The key in a bottle like this where only small items are being used and where they cannot be arranged, it to not use too many shells. filling this bottle would hide almost all of the treasures that you put inside!
Here is another example of only using a few shells in a small jar. A VERY USEFUL TRICK for making your shells look even more gorgeous is to finish them with a glossy top-coat to give them an eternal wet-look. You know how shells and sea rocks always look their best when wet? And no matter how many times you wash them you can’t get that dulling sea salt off?? Well, don’t fit the salt, just cover it up! I use an acrylic gel medium with a glossy finish to coat my shells and give them a pearly shine. Here’s how: I get use a plastic cup, and a cheap paint brush, and lay out my shells on a paper plate. I take a clump of acrylic gel medium with my brush and put it in the plastic cup. You only need about a silver-dollar’s worth to coat a whole plate of rocks. Then add a little bit of water, and mix. You just need enough water to thin the gel so it goes on transparent to clear and spreads easily. Spread the gel over the shells with your brush. If you’ve thinned the gel enough, you won’t leave brush marks, so you can be kind of sloppy. Let this coat dry completely. Then flip over your rocks. You may want to put down a piece of wax paper on top of your paper plate, under the rocks to prevent them from sticking to the plate. Otherwise paper bits could get stuck to the rocks. If this bothers you, go with some wax paper. Anyway, you’ve flipped your rocks, so now paint the other side with the gel and let dry. Your rocks should now be shiny and wet-looking. Apply as many coats as desired for an even glossier finish.
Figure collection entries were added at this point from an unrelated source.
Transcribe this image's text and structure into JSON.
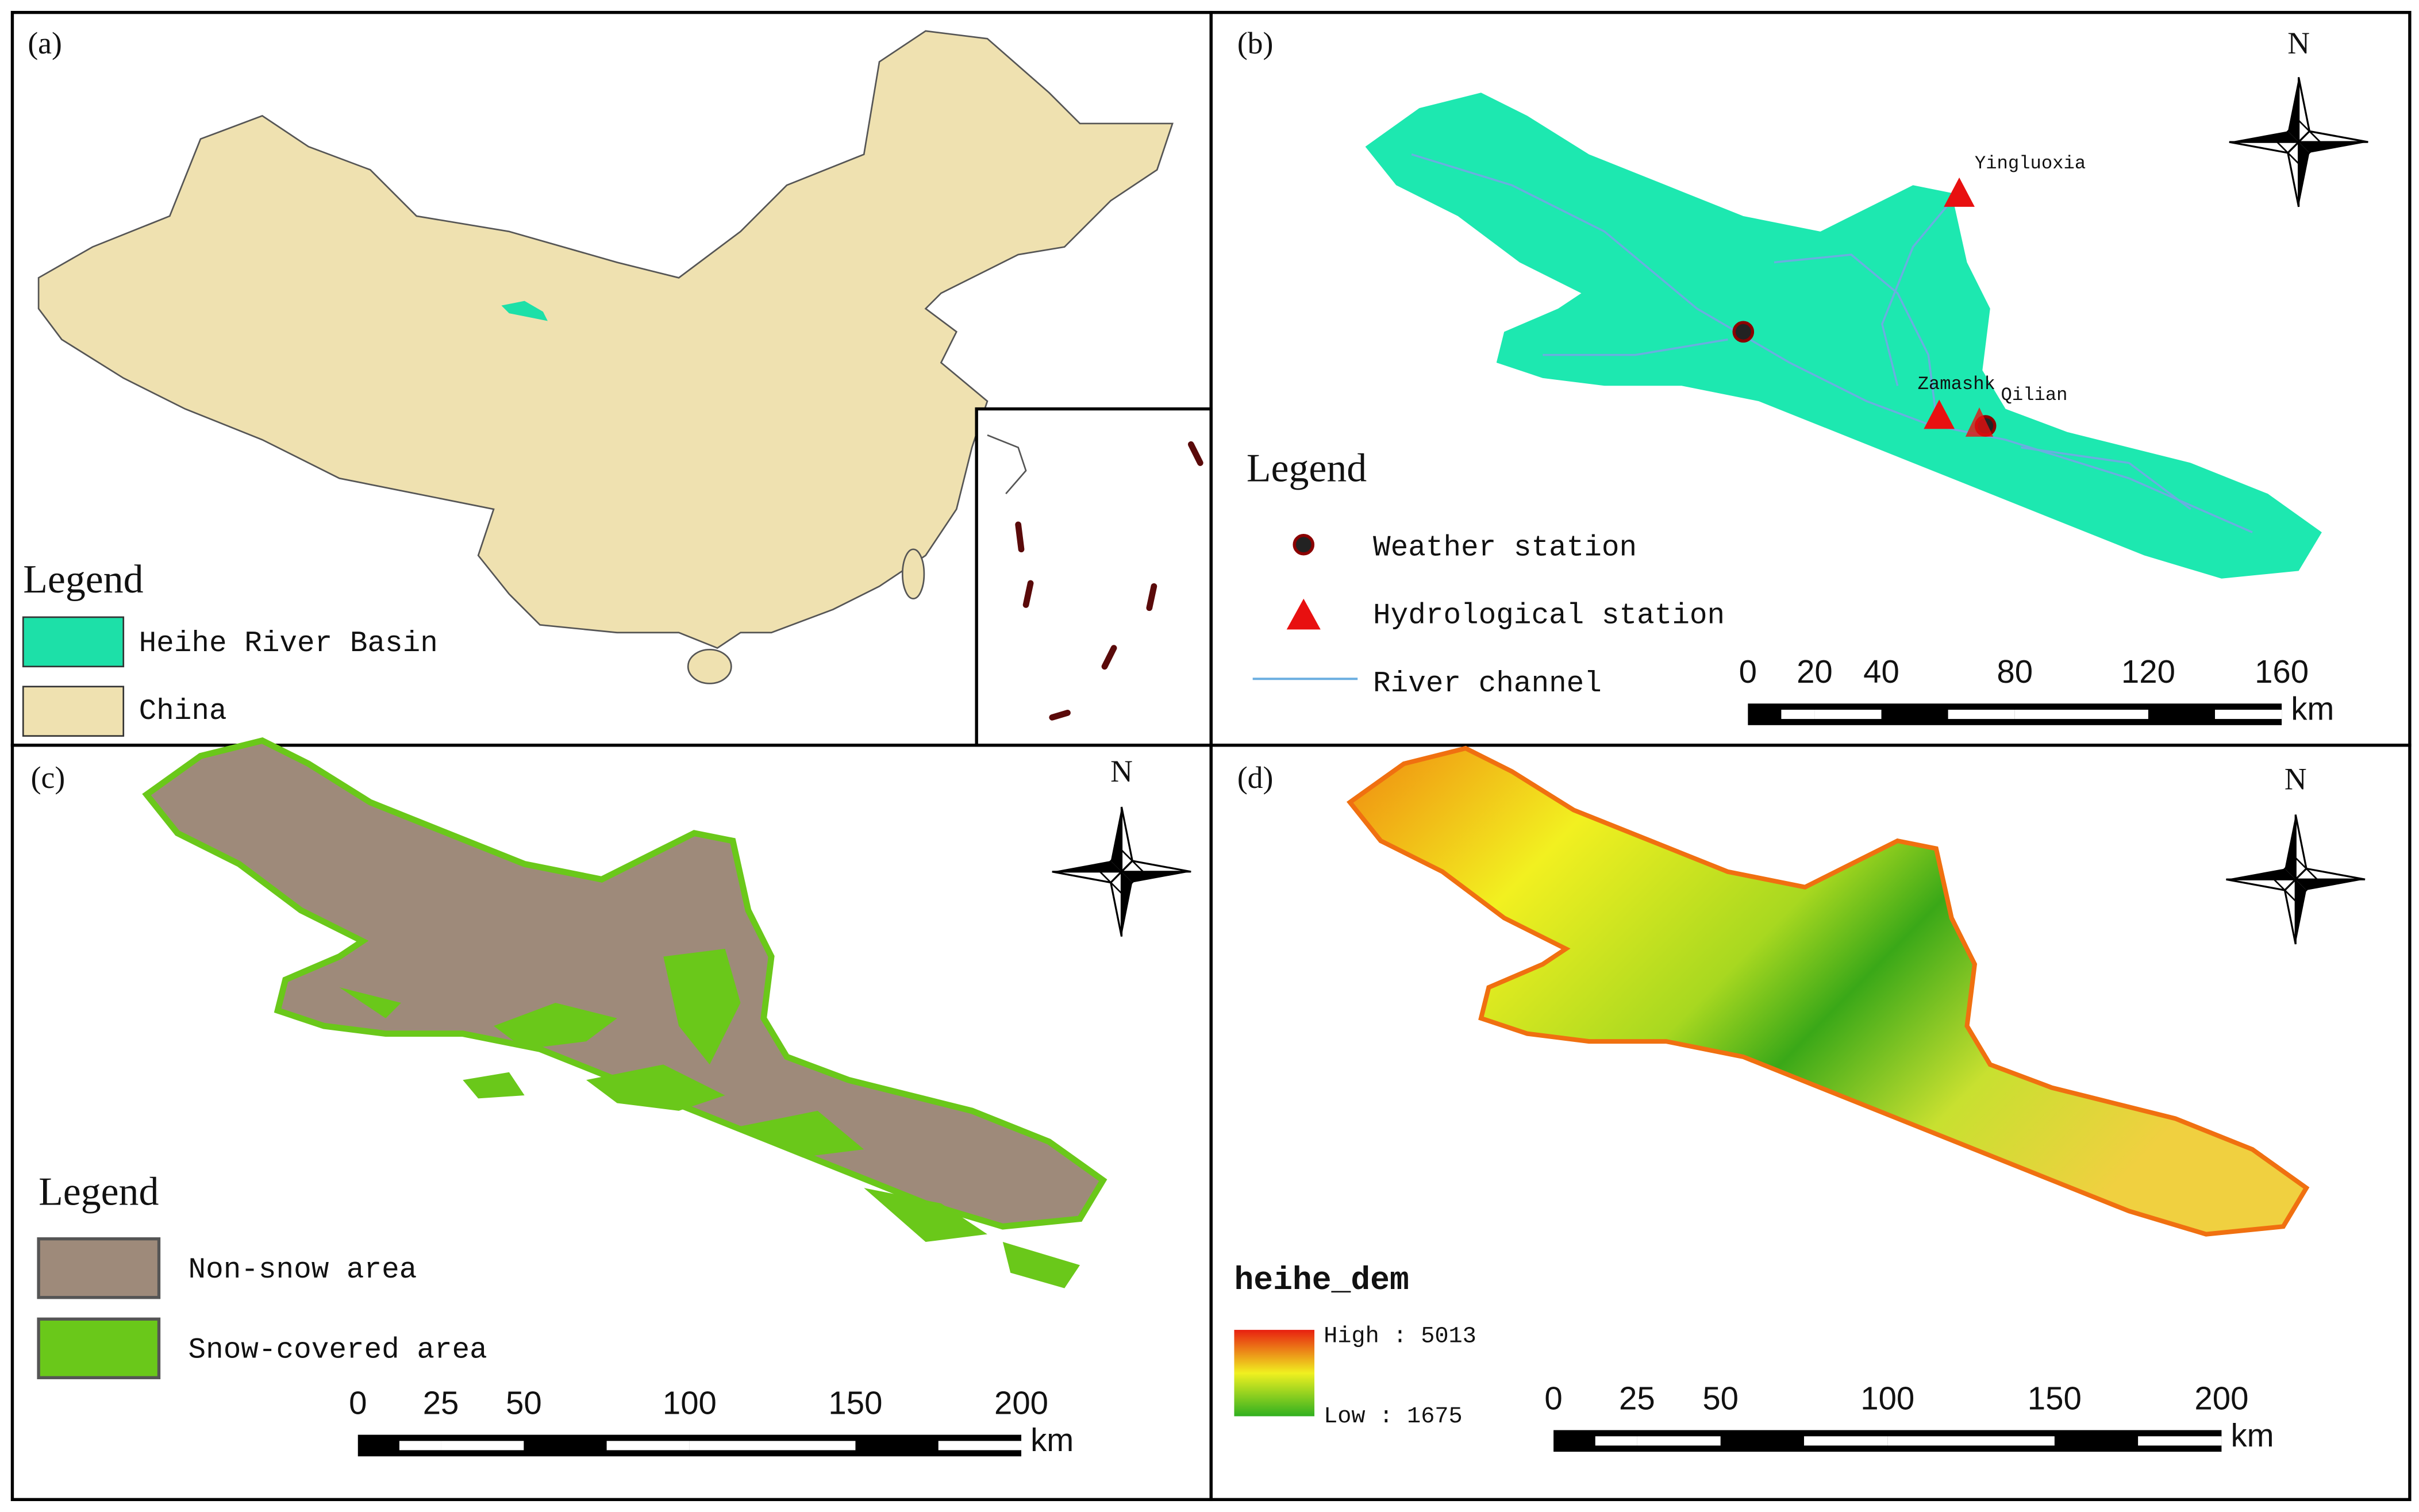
{
  "panels": [
    {
      "label": "(a)",
      "legend_title": "Legend",
      "legend": [
        "Heihe River Basin",
        "China"
      ]
    },
    {
      "label": "(b)",
      "north": "N",
      "stations": [
        "Yingluoxia",
        "Zamashk",
        "Qilian"
      ],
      "legend_title": "Legend",
      "legend": [
        "Weather station",
        "Hydrological station",
        "River channel"
      ],
      "scale_ticks": [
        0,
        20,
        40,
        80,
        120,
        160
      ],
      "scale_unit": "km"
    },
    {
      "label": "(c)",
      "north": "N",
      "legend_title": "Legend",
      "legend": [
        "Non-snow area",
        "Snow-covered area"
      ],
      "scale_ticks": [
        0,
        25,
        50,
        100,
        150,
        200
      ],
      "scale_unit": "km"
    },
    {
      "label": "(d)",
      "north": "N",
      "legend_title": "heihe_dem",
      "legend": [
        "High : 5013",
        "Low : 1675"
      ],
      "scale_ticks": [
        0,
        25,
        50,
        100,
        150,
        200
      ],
      "scale_unit": "km"
    }
  ]
}
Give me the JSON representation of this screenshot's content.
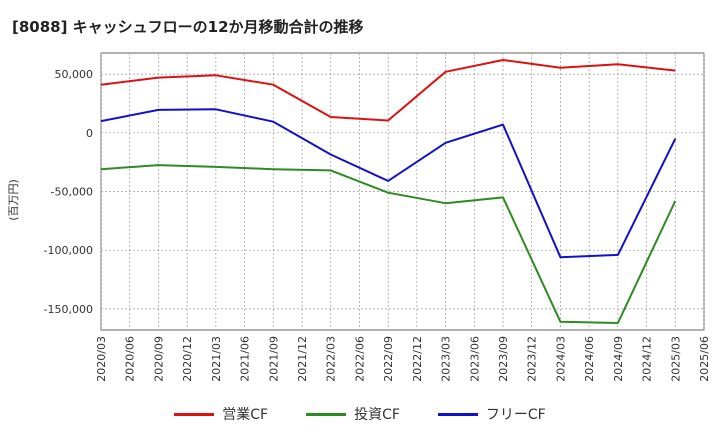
{
  "chart_data": {
    "type": "line",
    "title": "[8088]  キャッシュフローの12か月移動合計の推移",
    "xlabel": "",
    "ylabel": "(百万円)",
    "categories": [
      "2020/03",
      "2020/06",
      "2020/09",
      "2020/12",
      "2021/03",
      "2021/06",
      "2021/09",
      "2021/12",
      "2022/03",
      "2022/06",
      "2022/09",
      "2022/12",
      "2023/03",
      "2023/06",
      "2023/09",
      "2023/12",
      "2024/03",
      "2024/06",
      "2024/09",
      "2024/12",
      "2025/03",
      "2025/06"
    ],
    "yticks": [
      50000,
      0,
      -50000,
      -100000,
      -150000
    ],
    "ytick_labels": [
      "50,000",
      "0",
      "-50,000",
      "-100,000",
      "-150,000"
    ],
    "ylim": [
      -168000,
      68000
    ],
    "grid": true,
    "legend_position": "bottom",
    "series": [
      {
        "name": "営業CF",
        "color": "#dd1111",
        "values": [
          41000,
          null,
          47000,
          null,
          49000,
          null,
          41000,
          null,
          13500,
          null,
          10500,
          null,
          52000,
          null,
          62000,
          null,
          55500,
          null,
          58500,
          null,
          53000,
          null
        ]
      },
      {
        "name": "投資CF",
        "color": "#2e8b22",
        "values": [
          -31000,
          null,
          -27500,
          null,
          -29000,
          null,
          -31000,
          null,
          -32000,
          null,
          -51000,
          null,
          -60000,
          null,
          -55000,
          null,
          -161000,
          null,
          -162000,
          null,
          -58000,
          null
        ]
      },
      {
        "name": "フリーCF",
        "color": "#1111cc",
        "values": [
          10000,
          null,
          19500,
          null,
          20000,
          null,
          9500,
          null,
          -18500,
          null,
          -41000,
          null,
          -8500,
          null,
          7000,
          null,
          -106000,
          null,
          -104000,
          null,
          -5000,
          null
        ]
      }
    ]
  }
}
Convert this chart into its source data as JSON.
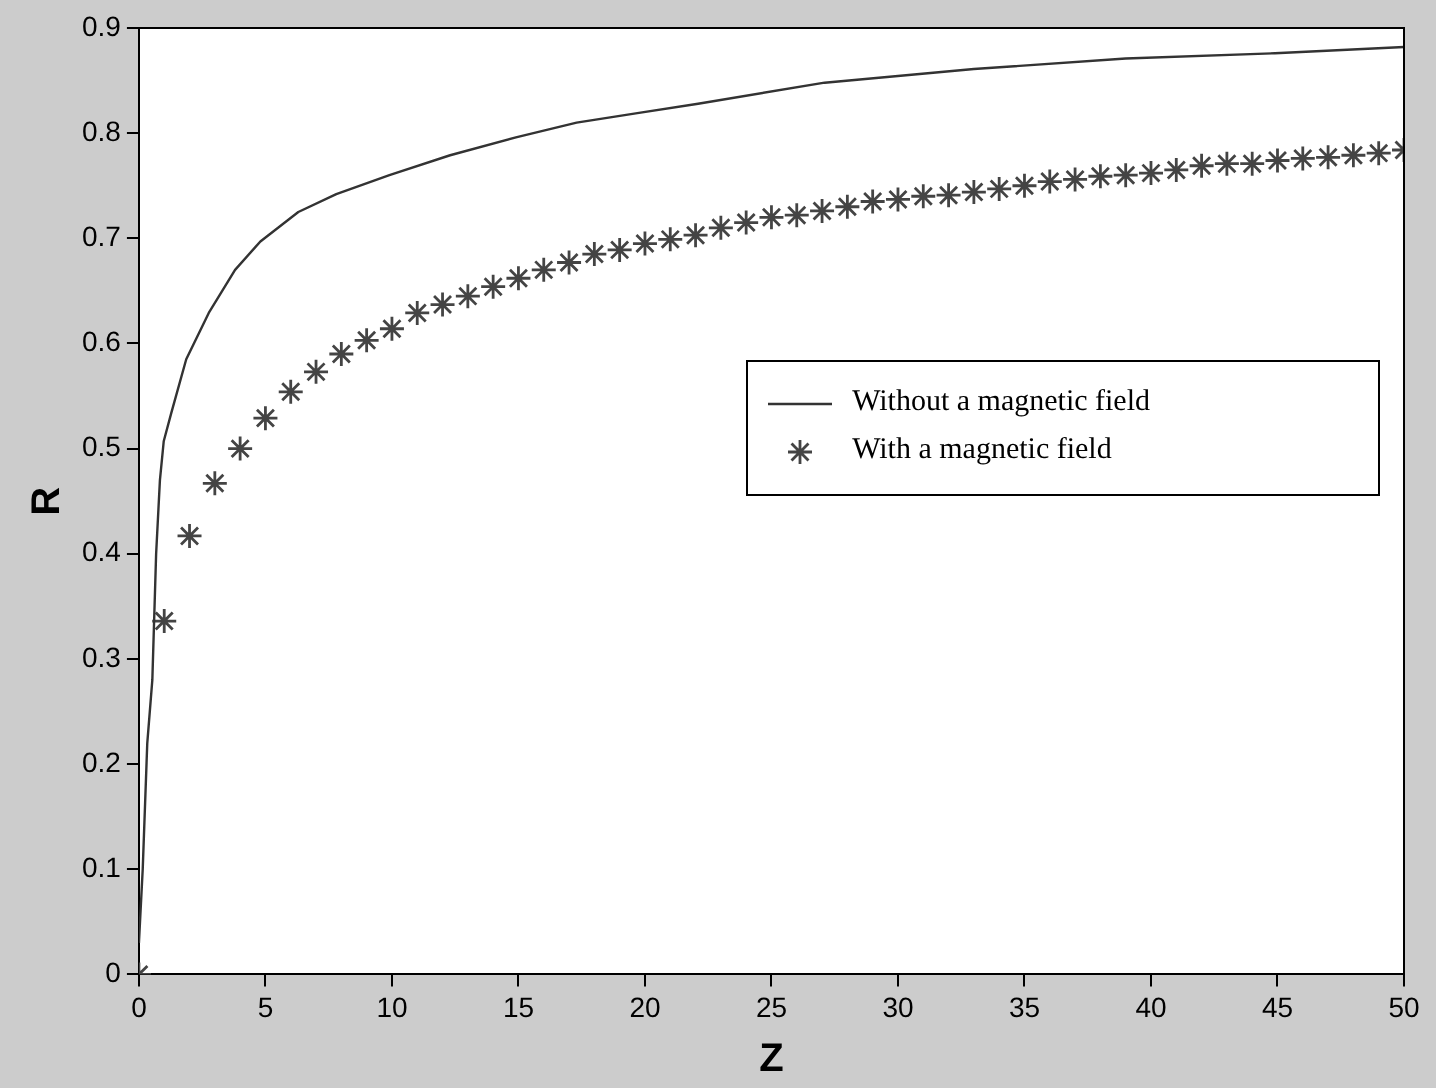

Here is a medium sized jar with an opening big enough for my to arrange the rocks in. It may look like I’ve only used small rocks and pieces of glass in this jar, but that is actually an illusion. There are larger rocks at the bottom and in the middle of the jar, holding up the smaller, more beautiful rocks. I used pebbles, broken shells, periwinkles, sea-glass, and coral in this jar. All of which were coated with one layer of gel medium to give them a slight shine.
Another natural material that I like to use in decorating (as well as meditation) is gemstones. Above is lucky purple quartz, fools gold, and red quartz.
You can use big and small stones, and even pair them with your shell-jars. Place your gemstone treasures on a mirror to double the look of your gems!!
Stone also look great next to single shells or colored ocean accents, like this baby star-fish. You can also place your colorful gemstones in bowls, on tables, book shelves, or on windowsills to reflect the sun-light. These polished and tumbled stones will cost you more than shells and flowers (which can be found for free) but they are not all that expensive, and are still from nature.
When you pair your natural elements with store-bought products such as mirrors, jars, candles, ceramics, and small furniture, you instantly add interest to the space, and create a sense of wealth, abundance, and creativity.